Estamos num momento estranho. Quem se quer comprometer com um volume de investimento relevante sem perceber o que vai acontecer nos próximos meses… é normal que haja um período de menos intensidade. Há coisas que são estruturais e não mudam: o desequilíbrio entre a oferta e a procura não vai mudar, ou seja, vai continuar a haver oportunidades no segmento residencial. O tema da inflação dos custos da construção, que parece ter estabilizado, estabilizou num patamar diferente daquele que existia anteriormente, e isso tem de ter um impacto na equação económica da promoção imobiliária. Se a vontade de ter uma determinada rentabilidade nos projetos permanece a mesma, se os riscos e o contexto permanecem os mesmos e se o custo de construção subiu, o custo dos terrenos terá de descer para a equação económica continuar a fazer sentido. 
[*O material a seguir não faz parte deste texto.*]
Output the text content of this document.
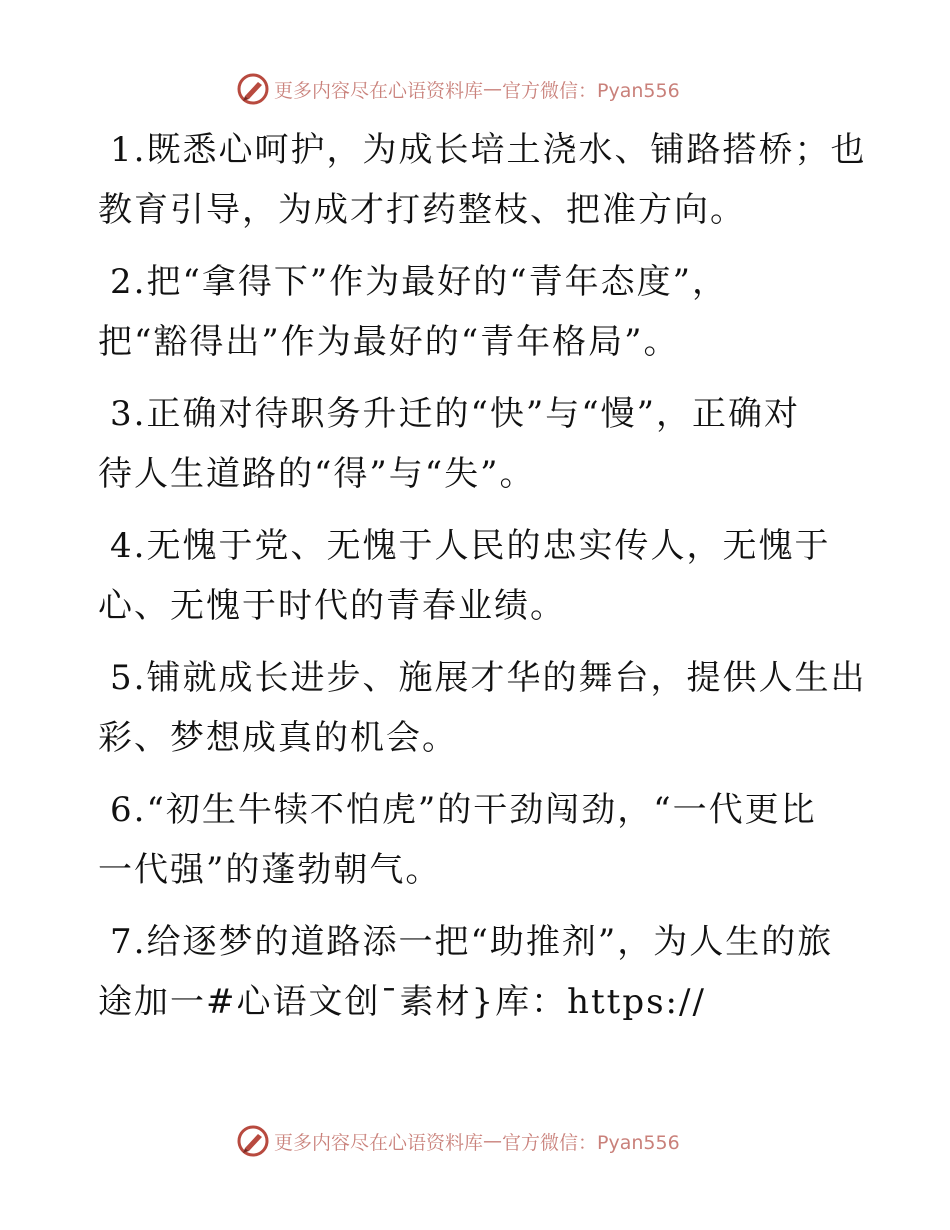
更多内容尽在心语资料库 — 官方微信：Pyan556
1.既悉心呵护，为成长培土浇水、铺路搭桥；也
教育引导，为成才打药整枝、把准方向。
2.把“拿得下”作为最好的“青年态度”，
把“豁得出”作为最好的“青年格局”。
3.正确对待职务升迁的“快”与“慢”，正确对
待人生道路的“得”与“失”。
4.无愧于党、无愧于人民的忠实传人，无愧于
心、无愧于时代的青春业绩。
5.铺就成长进步、施展才华的舞台，提供人生出
彩、梦想成真的机会。
6.“初生牛犊不怕虎”的干劲闯劲，“一代更比
一代强”的蓬勃朝气。
7.给逐梦的道路添一把“助推剂”，为人生的旅
途加一#心语文创¯素材}库：https://
更多内容尽在心语资料库 — 官方微信：Pyan556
"Se a vontade de ter uma determinada rentabilidade nos projetos permanece a mesma, se os riscos e o contexto permanecem os mesmos e se o custo de construção subiu, o custo dos terrenos terá de descer para a equação económica continuar a fazer sentido"

O que assistimos em Portugal e nos países do sul da Europa de forma geral é que há uma resistência sempre muito grande dos proprietários em aceitar uma degradação de preço. É evidente que esta inflação que existiu no custo de construção tem de ter um impacto, em Portugal temos é uma tendência para nos enganarmos durante mais tempo. Há mercados em que o ajustamento é feito de forma rápida e começa a recuperar rapidamente. Em Portugal estamos ainda numa fase de ajustamento da matéria-prima, dos terrenos. E também me parece que o desequilíbrio de oferta e procura não é igual em todas as zonas do país e em todos os segmentos de mercado. 
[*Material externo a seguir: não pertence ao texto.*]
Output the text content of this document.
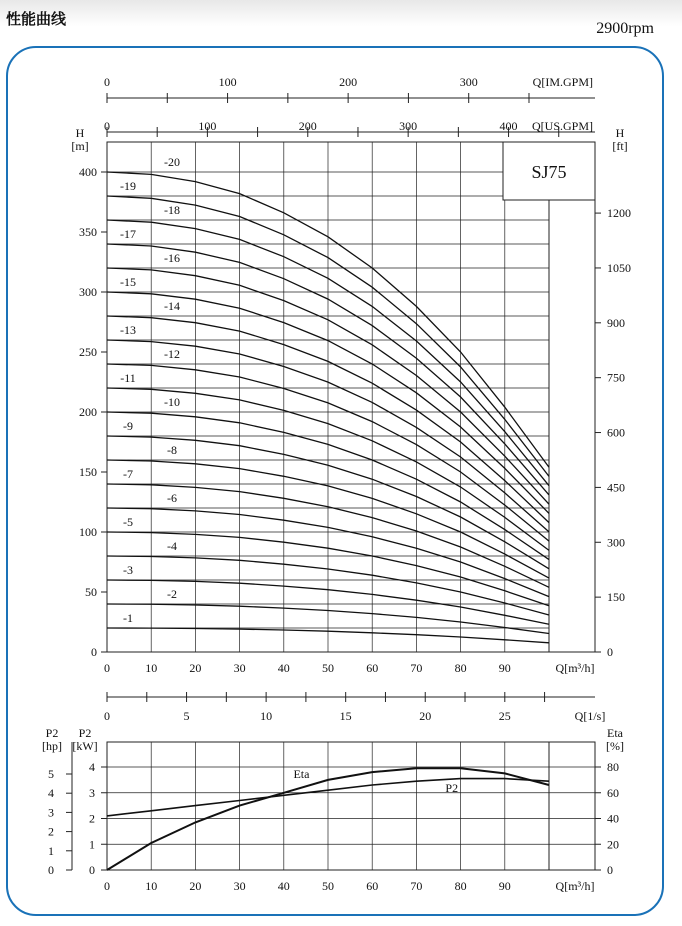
性能曲线
2900rpm
0	100	200	300	Q[IM.GPM]
0	100	200	300	400 Q[US.GPM]
SJ75
0
50
100
150
200
250
300
350
400
H
[m]
0
150
300
450
600
750
900
1050
1200
H
[ft]
0	10	20	30	40	50	60	70	80	90	Q[m³/h]
-1
-2
-3
-4
-5
-6
-7
-8
-9
-10
-11
-12
-13
-14
-15
-16
-17
-18
-19
-20
0	5	10	15	20	25	Q[1/s]
0
1
2
3
4
P2
[kW]
0
1
2
3
4
5
P2
[hp]
0
20
40
60
80
Eta
[%]
0	10	20	30	40	50	60	70	80	90	Q[m³/h]
Eta
P2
Todas as áreas à volta das grandes cidades são zonas de oportunidade. Muitas vezes o que acontece é que os proprietários dos imoveis ou dos terrenos têm uma perceção pouco razoável do valor daquilo que têm e isso de alguma forma limita o mercado.

Mas ainda há muitos espaços e/ou terrenos em Lisboa, ou na Área Metropolitana?
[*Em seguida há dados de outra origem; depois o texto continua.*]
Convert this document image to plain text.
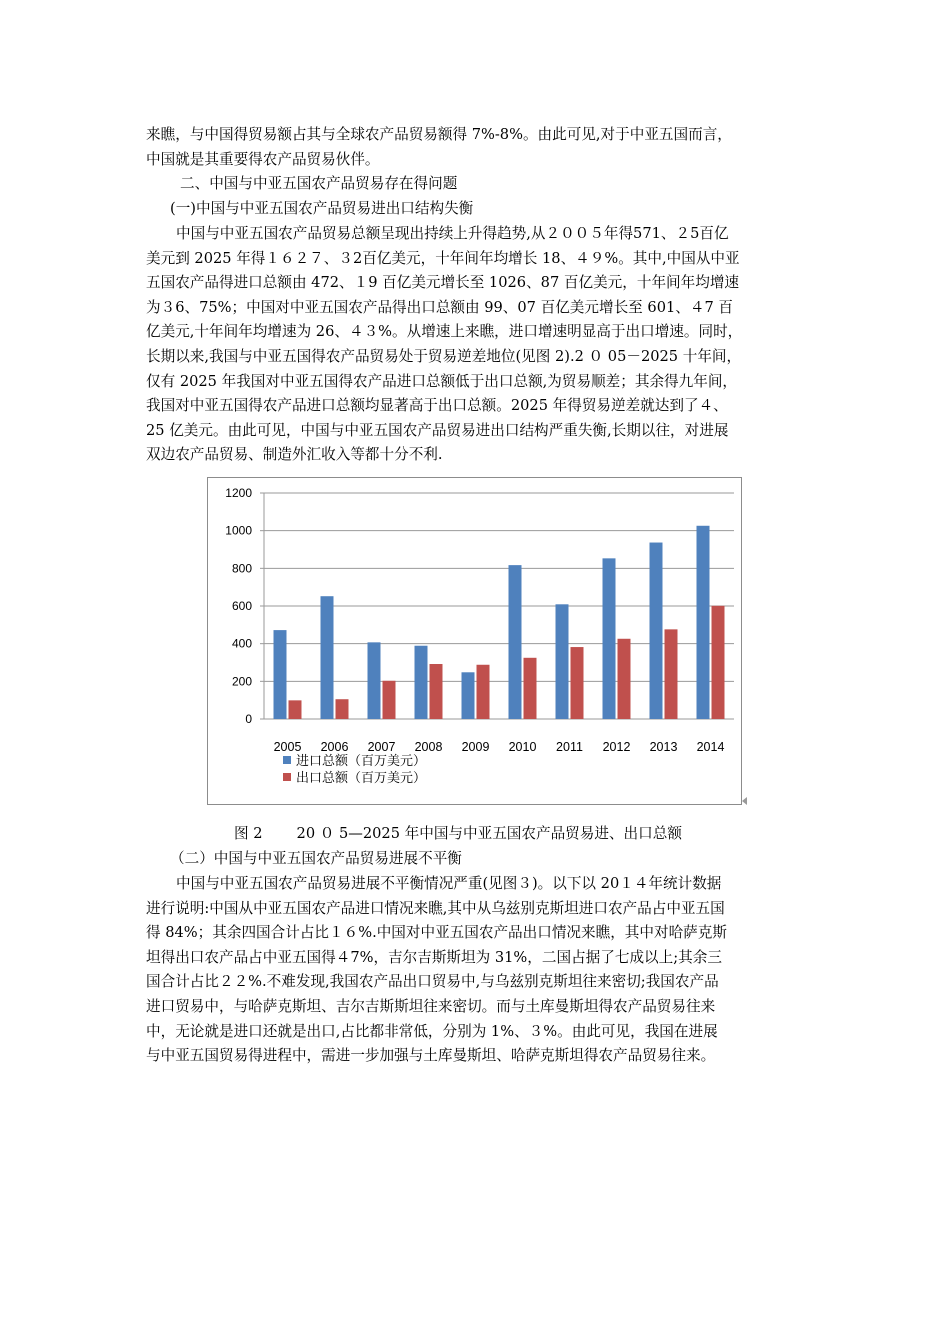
来瞧，与中国得贸易额占其与全球农产品贸易额得 7%-8%。由此可见,对于中亚五国而言，
中国就是其重要得农产品贸易伙伴。
二、中国与中亚五国农产品贸易存在得问题
(一)中国与中亚五国农产品贸易进出口结构失衡
中国与中亚五国农产品贸易总额呈现出持续上升得趋势,从２００５年得571、２5百亿
美元到 2025 年得１６２７、３2百亿美元，十年间年均增长 18、４９%。其中,中国从中亚
五国农产品得进口总额由 472、１9 百亿美元增长至 1026、87 百亿美元，十年间年均增速
为３6、75%；中国对中亚五国农产品得出口总额由 99、07 百亿美元增长至 601、４7 百
亿美元,十年间年均增速为 26、４３%。从增速上来瞧，进口增速明显高于出口增速。同时，
长期以来,我国与中亚五国得农产品贸易处于贸易逆差地位(见图 2).2 ０ 05－2025 十年间，
仅有 2025 年我国对中亚五国得农产品进口总额低于出口总额,为贸易顺差；其余得九年间，
我国对中亚五国得农产品进口总额均显著高于出口总额。2025 年得贸易逆差就达到了４、
25 亿美元。由此可见，中国与中亚五国农产品贸易进出口结构严重失衡,长期以往，对进展
双边农产品贸易、制造外汇收入等都十分不利.
0
200
400
600
800
1000
1200
2005 2006 2007 2008 2009 2010 2011 2012 2013 2014
进口总额（百万美元）
出口总额（百万美元）
图 2 20 ０ 5—2025 年中国与中亚五国农产品贸易进、出口总额
（二）中国与中亚五国农产品贸易进展不平衡
中国与中亚五国农产品贸易进展不平衡情况严重(见图３)。以下以 20１４年统计数据
进行说明:中国从中亚五国农产品进口情况来瞧,其中从乌兹别克斯坦进口农产品占中亚五国
得 84%；其余四国合计占比１６%.中国对中亚五国农产品出口情况来瞧，其中对哈萨克斯
坦得出口农产品占中亚五国得４7%，吉尔吉斯斯坦为 31%，二国占据了七成以上;其余三
国合计占比２２%.不难发现,我国农产品出口贸易中,与乌兹别克斯坦往来密切;我国农产品
进口贸易中，与哈萨克斯坦、吉尔吉斯斯坦往来密切。而与土库曼斯坦得农产品贸易往来
中，无论就是进口还就是出口,占比都非常低，分别为 1%、３%。由此可见，我国在进展
与中亚五国贸易得进程中，需进一步加强与土库曼斯坦、哈萨克斯坦得农产品贸易往来。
Há uma bolsa em Entrecampos e nas Amoreiras, mas onde há capacidade para ter volume de construção que de alguma forma possa ajudar a resolver o problema em Lisboa é na Alta de Lisboa. Foi um projeto que esteve parado muitos anos e que a pressão sobre a procura ajudou a desbloquear. Na Alta de Lisboa ainda há muitos terrenos para construir e muito desenvolvimento por fazer. 

"Há uma bolsa em Entrecampos e nas Amoreiras, mas onde há capacidade para ter volume de construção que de alguma forma possa ajudar a resolver o problema em Lisboa é na Alta de Lisboa"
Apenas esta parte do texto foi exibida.